Especially this tendency became wide-spread after the success of Flappy Bird. Many beginner developers thought, that if a super-difficult game became popular, that if they'd made a super-difficult game, it will instantly become popular. We've got a flood of really difficult games, but most of them failed to grab the player's attention.

But the point is that even "hardcore" game doesn't mean "punish the player for every mistake".You don't need the player to leave after the first mistake. Let's look at one of the classic games, Canabalt. It gave birth to the whole genre of runners-jumpers. The game is really difficult, but addictive. The treatment of the players' mistakes in interesting there.

The real platforms' sizes in the game engine are a few pixels more than the platforms' visuals. This gives the player an chance to jump right from the edge, even to be tiny bit of second late, but still jump from the very edge of the platform. Thus, the player experiences a "near-miss" emotion, which tightens the link to the game.

Another good example of how forgiveness increases game's playability is Super Sneak Story. In this game you play as a robber who mustn't be spotted by police. In most of the games of this genre "being spotted" = "game over". But not in this one. If the policeman sees you, the new game phase starts: a Chase! You still have a chance to evade the police. Even if the distance between the burglar's and the policeman's sprites is few pixels, you still have a chance to perform an unexpected maneuver and hide.
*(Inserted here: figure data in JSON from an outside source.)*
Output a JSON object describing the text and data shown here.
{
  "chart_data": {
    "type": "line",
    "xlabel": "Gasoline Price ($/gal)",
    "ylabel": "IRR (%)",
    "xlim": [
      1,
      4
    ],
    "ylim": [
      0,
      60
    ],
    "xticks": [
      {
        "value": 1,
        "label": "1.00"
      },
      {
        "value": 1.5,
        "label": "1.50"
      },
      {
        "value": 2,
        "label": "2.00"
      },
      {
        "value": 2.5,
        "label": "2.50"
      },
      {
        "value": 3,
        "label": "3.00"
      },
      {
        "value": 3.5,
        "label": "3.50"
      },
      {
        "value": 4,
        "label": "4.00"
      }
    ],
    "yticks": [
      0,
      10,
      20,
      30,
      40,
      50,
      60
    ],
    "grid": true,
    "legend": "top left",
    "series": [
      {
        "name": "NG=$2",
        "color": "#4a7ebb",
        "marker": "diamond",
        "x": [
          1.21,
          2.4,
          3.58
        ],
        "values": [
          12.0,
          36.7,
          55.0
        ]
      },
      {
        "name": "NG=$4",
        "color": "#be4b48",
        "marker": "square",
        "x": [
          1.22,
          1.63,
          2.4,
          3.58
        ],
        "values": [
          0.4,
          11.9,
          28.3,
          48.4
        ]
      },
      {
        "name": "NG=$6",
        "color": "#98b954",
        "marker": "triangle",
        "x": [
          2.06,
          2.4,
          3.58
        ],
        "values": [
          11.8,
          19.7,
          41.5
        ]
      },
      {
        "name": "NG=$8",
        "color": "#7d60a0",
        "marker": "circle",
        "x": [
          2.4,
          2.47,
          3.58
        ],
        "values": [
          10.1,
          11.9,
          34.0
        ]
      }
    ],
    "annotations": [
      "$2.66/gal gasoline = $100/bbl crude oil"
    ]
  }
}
This advice can be applied to the game of any genre.  For example, in any game which has bonuses and enemies, you can make the actual sizes of the bonuses slightly bigger than their visuals, and the enemies - slightly smaller.

Always keep in mind, that the players see your game for the first time in their lives. And they have a great variety of games to play, instead of yours. And your task is to keep their attention.

So, forgive slight player's mistakes.